SB 982 (Wiener) “SB 222: The Sequel,” Now with an Insurance-Industry Wrapper
- Feb 9
- 3 min read

Sen. Scott Wiener has introduced SB 982 (2025–26), a new “climate disasters” bill pitched as a way to recoup insurance-related costs from oil and natural gas companies and route recoveries toward the state’s insurance instability (including FAIR Plan-related losses and assessments). CIPA should treat SB 982 as a top-tier OPPOSITION priority for the 2026 session because it is, in substance, a replay of Wiener’s earlier “Climate disasters: civil actions” framework, the same basic liability theory, repackaged around the insurance crisis.
What changed between SB 222 (then) and SB 982 (now)
1) Same movie, new poster
SB 222 (as introduced in early 2025) was titled “Climate disasters: civil actions” and sought to create an express statutory pathway for lawsuits seeking damages tied to “climate disasters.”
SB 982 (as introduced in 2026) is also “Climate disasters: civil actions,” and it keeps the central premise: climate harms are framed as a product of fossil fuel companies’ conduct, with new statutory mechanisms to pursue recovery.
SB 982 is not a “new idea.” It is a relaunch.
2) The “who sues / who benefits” emphasis shifts toward insurance
SB 982 explicitly ties its findings and remedies to insurance market disruption (FAIR Plan growth, assessments, and premium/nonrenewal dynamics) and then builds recovery concepts around “climate-attributable damage,” including potential recovery of FAIR Plan losses/assessments.
SB 222’s original push was also framed around disaster costs and liability pathways, but SB 982 leans harder into the “insurance bailout via litigation” storyline as the political hook.
3) SB 222 later got completely gutted and re-used (which tells you something)
As of January 2026, “SB 222” on the Legislature’s site is no longer the climate litigation bill at all; it’s been amended into a residential heat pump permitting bill.
That doesn’t erase what SB 222 originally was; it just confirms that the original concept didn’t survive in its prior form after it hit serious resistance. (In 2025, it died in committee, per E&E News by POLITICO.
Translation: SB 982 is Wiener bringing the same litigation concept back under a fresh bill number that can’t be “amended into something else” because the whole point is the lawsuit.
Why CIPA should oppose SB 982 aggressively
A) It’s not wildfire policy, it’s a litigation engine
SB 982 is designed to create express mechanisms for the Attorney General and others to chase “climate-attributable” damages from “responsible parties” (as defined) and then funnel recoveries into insurance-related cost buckets.

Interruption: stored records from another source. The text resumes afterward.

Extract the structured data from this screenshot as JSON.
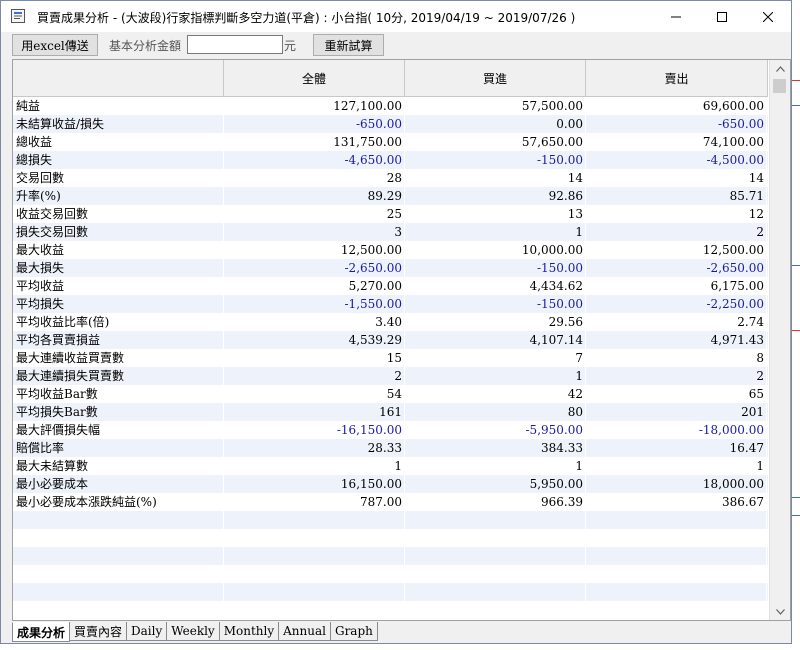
{
  "window": {
    "title": "買賣成果分析 - (大波段)行家指標判斷多空力道(平倉) : 小台指( 10分, 2019/04/19 ~ 2019/07/26 )"
  },
  "toolbar": {
    "export_label": "用excel傳送",
    "amount_label": "基本分析金額",
    "amount_value": "",
    "unit_label": "元",
    "recalc_label": "重新試算"
  },
  "table": {
    "columns": [
      "",
      "全體",
      "買進",
      "賣出"
    ],
    "rows": [
      {
        "label": "純益",
        "values": [
          "127,100.00",
          "57,500.00",
          "69,600.00"
        ],
        "neg": [
          false,
          false,
          false
        ]
      },
      {
        "label": "未結算收益/損失",
        "values": [
          "-650.00",
          "0.00",
          "-650.00"
        ],
        "neg": [
          true,
          false,
          true
        ]
      },
      {
        "label": "總收益",
        "values": [
          "131,750.00",
          "57,650.00",
          "74,100.00"
        ],
        "neg": [
          false,
          false,
          false
        ]
      },
      {
        "label": "總損失",
        "values": [
          "-4,650.00",
          "-150.00",
          "-4,500.00"
        ],
        "neg": [
          true,
          true,
          true
        ]
      },
      {
        "label": "交易回數",
        "values": [
          "28",
          "14",
          "14"
        ],
        "neg": [
          false,
          false,
          false
        ]
      },
      {
        "label": "升率(%)",
        "values": [
          "89.29",
          "92.86",
          "85.71"
        ],
        "neg": [
          false,
          false,
          false
        ]
      },
      {
        "label": "收益交易回數",
        "values": [
          "25",
          "13",
          "12"
        ],
        "neg": [
          false,
          false,
          false
        ]
      },
      {
        "label": "損失交易回數",
        "values": [
          "3",
          "1",
          "2"
        ],
        "neg": [
          false,
          false,
          false
        ]
      },
      {
        "label": "最大收益",
        "values": [
          "12,500.00",
          "10,000.00",
          "12,500.00"
        ],
        "neg": [
          false,
          false,
          false
        ]
      },
      {
        "label": "最大損失",
        "values": [
          "-2,650.00",
          "-150.00",
          "-2,650.00"
        ],
        "neg": [
          true,
          true,
          true
        ]
      },
      {
        "label": "平均收益",
        "values": [
          "5,270.00",
          "4,434.62",
          "6,175.00"
        ],
        "neg": [
          false,
          false,
          false
        ]
      },
      {
        "label": "平均損失",
        "values": [
          "-1,550.00",
          "-150.00",
          "-2,250.00"
        ],
        "neg": [
          true,
          true,
          true
        ]
      },
      {
        "label": "平均收益比率(倍)",
        "values": [
          "3.40",
          "29.56",
          "2.74"
        ],
        "neg": [
          false,
          false,
          false
        ]
      },
      {
        "label": "平均各買賣損益",
        "values": [
          "4,539.29",
          "4,107.14",
          "4,971.43"
        ],
        "neg": [
          false,
          false,
          false
        ]
      },
      {
        "label": "最大連續收益買賣數",
        "values": [
          "15",
          "7",
          "8"
        ],
        "neg": [
          false,
          false,
          false
        ]
      },
      {
        "label": "最大連續損失買賣數",
        "values": [
          "2",
          "1",
          "2"
        ],
        "neg": [
          false,
          false,
          false
        ]
      },
      {
        "label": "平均收益Bar數",
        "values": [
          "54",
          "42",
          "65"
        ],
        "neg": [
          false,
          false,
          false
        ]
      },
      {
        "label": "平均損失Bar數",
        "values": [
          "161",
          "80",
          "201"
        ],
        "neg": [
          false,
          false,
          false
        ]
      },
      {
        "label": "最大評價損失幅",
        "values": [
          "-16,150.00",
          "-5,950.00",
          "-18,000.00"
        ],
        "neg": [
          true,
          true,
          true
        ]
      },
      {
        "label": "賠償比率",
        "values": [
          "28.33",
          "384.33",
          "16.47"
        ],
        "neg": [
          false,
          false,
          false
        ]
      },
      {
        "label": "最大未結算數",
        "values": [
          "1",
          "1",
          "1"
        ],
        "neg": [
          false,
          false,
          false
        ]
      },
      {
        "label": "最小必要成本",
        "values": [
          "16,150.00",
          "5,950.00",
          "18,000.00"
        ],
        "neg": [
          false,
          false,
          false
        ]
      },
      {
        "label": "最小必要成本漲跌純益(%)",
        "values": [
          "787.00",
          "966.39",
          "386.67"
        ],
        "neg": [
          false,
          false,
          false
        ]
      }
    ]
  },
  "tabs": [
    "成果分析",
    "買賣內容",
    "Daily",
    "Weekly",
    "Monthly",
    "Annual",
    "Graph"
  ],
  "active_tab": "成果分析",
  "colors": {
    "negative": "#1a1aa6",
    "alt_row": "#eef3fb",
    "header_bg": "#f0f0f0"
  }
}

That does not harden a single power line, clear a single fuel break, improve evacuation routes, or add a single firefighter. It’s a courthouse strategy dressed up as a fire strategy.

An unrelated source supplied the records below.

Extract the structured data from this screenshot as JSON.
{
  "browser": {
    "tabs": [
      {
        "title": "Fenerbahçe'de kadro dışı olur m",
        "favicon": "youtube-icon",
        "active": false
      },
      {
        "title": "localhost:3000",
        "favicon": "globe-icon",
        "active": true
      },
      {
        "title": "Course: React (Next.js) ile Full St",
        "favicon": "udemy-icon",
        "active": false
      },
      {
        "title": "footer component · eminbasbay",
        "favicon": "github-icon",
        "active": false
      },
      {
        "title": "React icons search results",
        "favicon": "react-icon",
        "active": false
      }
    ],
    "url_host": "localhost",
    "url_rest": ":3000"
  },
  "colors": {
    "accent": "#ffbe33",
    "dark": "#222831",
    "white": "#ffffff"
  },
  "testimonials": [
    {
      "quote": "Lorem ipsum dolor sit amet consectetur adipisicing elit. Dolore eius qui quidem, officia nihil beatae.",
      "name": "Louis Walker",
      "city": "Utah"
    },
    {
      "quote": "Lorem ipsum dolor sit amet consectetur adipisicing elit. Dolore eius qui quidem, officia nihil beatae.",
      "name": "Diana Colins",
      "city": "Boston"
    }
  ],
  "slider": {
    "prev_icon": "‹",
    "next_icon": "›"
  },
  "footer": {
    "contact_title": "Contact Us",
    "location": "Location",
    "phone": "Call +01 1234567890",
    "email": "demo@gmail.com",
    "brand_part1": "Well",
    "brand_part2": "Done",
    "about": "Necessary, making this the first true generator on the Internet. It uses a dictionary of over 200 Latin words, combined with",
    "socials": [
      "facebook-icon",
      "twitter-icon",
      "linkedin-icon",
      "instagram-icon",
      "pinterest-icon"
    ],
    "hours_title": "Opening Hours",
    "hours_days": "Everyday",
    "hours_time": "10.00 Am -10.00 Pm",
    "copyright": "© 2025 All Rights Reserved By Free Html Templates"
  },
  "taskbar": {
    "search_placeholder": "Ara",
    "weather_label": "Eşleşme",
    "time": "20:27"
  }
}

B) It distracts from the controllable drivers of catastrophic fire losses
California’s worst wildfire outcomes are a chain reaction: ignition + fuel + weather + response capacity + where we build. Even setting aside climate attribution debates, the biggest “tomorrow morning” levers are ignition prevention and fuels management.

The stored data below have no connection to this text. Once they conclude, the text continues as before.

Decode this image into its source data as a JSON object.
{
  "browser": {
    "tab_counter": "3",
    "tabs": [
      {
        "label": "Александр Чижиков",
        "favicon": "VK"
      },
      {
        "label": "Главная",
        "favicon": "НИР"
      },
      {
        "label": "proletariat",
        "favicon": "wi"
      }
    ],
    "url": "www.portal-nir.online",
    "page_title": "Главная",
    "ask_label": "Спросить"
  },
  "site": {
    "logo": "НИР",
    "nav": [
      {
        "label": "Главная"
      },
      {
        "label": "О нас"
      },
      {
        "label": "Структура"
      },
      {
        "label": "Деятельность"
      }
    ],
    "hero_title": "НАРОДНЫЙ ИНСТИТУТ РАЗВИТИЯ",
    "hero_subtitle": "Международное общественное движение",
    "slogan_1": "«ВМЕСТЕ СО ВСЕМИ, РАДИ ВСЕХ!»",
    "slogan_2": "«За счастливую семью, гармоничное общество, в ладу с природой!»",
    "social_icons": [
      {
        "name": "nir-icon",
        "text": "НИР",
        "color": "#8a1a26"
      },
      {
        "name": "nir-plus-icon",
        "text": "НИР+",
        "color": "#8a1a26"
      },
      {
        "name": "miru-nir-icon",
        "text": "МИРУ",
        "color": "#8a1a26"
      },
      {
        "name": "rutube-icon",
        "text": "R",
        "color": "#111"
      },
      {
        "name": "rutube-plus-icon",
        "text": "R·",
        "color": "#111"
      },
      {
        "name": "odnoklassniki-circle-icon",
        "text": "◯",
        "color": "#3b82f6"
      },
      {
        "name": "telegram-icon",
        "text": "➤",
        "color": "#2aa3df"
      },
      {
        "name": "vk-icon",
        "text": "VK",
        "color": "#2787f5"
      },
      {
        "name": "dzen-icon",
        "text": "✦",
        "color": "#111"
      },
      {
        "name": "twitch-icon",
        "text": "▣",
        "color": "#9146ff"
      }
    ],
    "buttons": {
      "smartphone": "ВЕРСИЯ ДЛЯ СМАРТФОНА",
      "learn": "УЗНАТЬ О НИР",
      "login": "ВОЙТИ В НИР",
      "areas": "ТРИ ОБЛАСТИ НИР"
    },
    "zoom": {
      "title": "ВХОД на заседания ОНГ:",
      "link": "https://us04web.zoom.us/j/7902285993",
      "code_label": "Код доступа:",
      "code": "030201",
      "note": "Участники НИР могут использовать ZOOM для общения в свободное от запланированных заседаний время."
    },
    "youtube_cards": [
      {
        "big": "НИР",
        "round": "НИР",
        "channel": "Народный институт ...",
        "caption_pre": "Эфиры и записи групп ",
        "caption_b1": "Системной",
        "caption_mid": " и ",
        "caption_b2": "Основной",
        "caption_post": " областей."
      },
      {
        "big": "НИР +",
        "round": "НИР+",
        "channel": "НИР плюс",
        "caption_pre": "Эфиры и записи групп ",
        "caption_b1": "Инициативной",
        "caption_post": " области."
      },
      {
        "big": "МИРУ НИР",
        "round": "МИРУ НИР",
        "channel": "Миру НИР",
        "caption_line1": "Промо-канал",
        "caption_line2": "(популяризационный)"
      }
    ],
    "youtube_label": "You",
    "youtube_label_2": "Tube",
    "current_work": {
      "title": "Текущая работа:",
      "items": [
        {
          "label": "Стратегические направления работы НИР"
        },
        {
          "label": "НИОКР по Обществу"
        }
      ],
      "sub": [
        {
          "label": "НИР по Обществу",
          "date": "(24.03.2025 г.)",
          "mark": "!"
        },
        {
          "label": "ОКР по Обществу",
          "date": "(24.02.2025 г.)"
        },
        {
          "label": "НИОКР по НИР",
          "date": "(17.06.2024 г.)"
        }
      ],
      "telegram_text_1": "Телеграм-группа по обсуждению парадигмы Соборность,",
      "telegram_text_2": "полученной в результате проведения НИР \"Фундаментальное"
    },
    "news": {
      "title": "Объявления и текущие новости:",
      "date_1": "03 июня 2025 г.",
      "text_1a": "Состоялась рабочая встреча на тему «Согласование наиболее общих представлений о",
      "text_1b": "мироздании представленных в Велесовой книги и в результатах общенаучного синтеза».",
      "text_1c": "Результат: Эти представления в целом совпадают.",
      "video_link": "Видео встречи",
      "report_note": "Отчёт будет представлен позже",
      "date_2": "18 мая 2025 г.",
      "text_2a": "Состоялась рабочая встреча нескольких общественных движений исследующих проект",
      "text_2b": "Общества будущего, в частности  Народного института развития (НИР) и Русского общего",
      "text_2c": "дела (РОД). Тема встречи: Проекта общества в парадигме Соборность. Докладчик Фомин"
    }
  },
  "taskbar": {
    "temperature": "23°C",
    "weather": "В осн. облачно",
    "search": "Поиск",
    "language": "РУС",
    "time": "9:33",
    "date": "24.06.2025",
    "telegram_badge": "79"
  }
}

Human-caused ignitions, especially from infrastructure and other human activity, are widely reported as a dominant factor in destructive wildfire events. SB 982 does not solve ignition.
C) It makes California look unserious about energy reliability
If you want insurers to feel confident, you stabilize risk. If you want energy markets to feel confident, you stabilize supply and rules. SB 982 does neither. It signals: “Invest here, and we might retroactively sue you into oblivion when disaster strikes.” That’s a confidence killer for insurance and energy alike.
The honest framing CIPA can use (and win with)
You don’t have to argue every climate model to defeat this bill. You can argue something simpler and more legally grounded:
Causation for specific losses is complex and fact-specific. You don’t fix a complex physical system with a simplistic liability slogan.
Insurance market instability is real. But the solution is risk reduction, mitigation, land-use sanity, and infrastructure hardening, not a litigation transfer scheme.
This approach encourages political scapegoating instead of measurable risk reduction.
CIPA 2026 Action Flag
SB 982 (Wiener) is the new “SB 222-style” threat for 2026. It revives the same “climate disasters → sue fossil fuel companies → fund priorities” play, now explicitly tethered to the insurance crisis and FAIR Plan.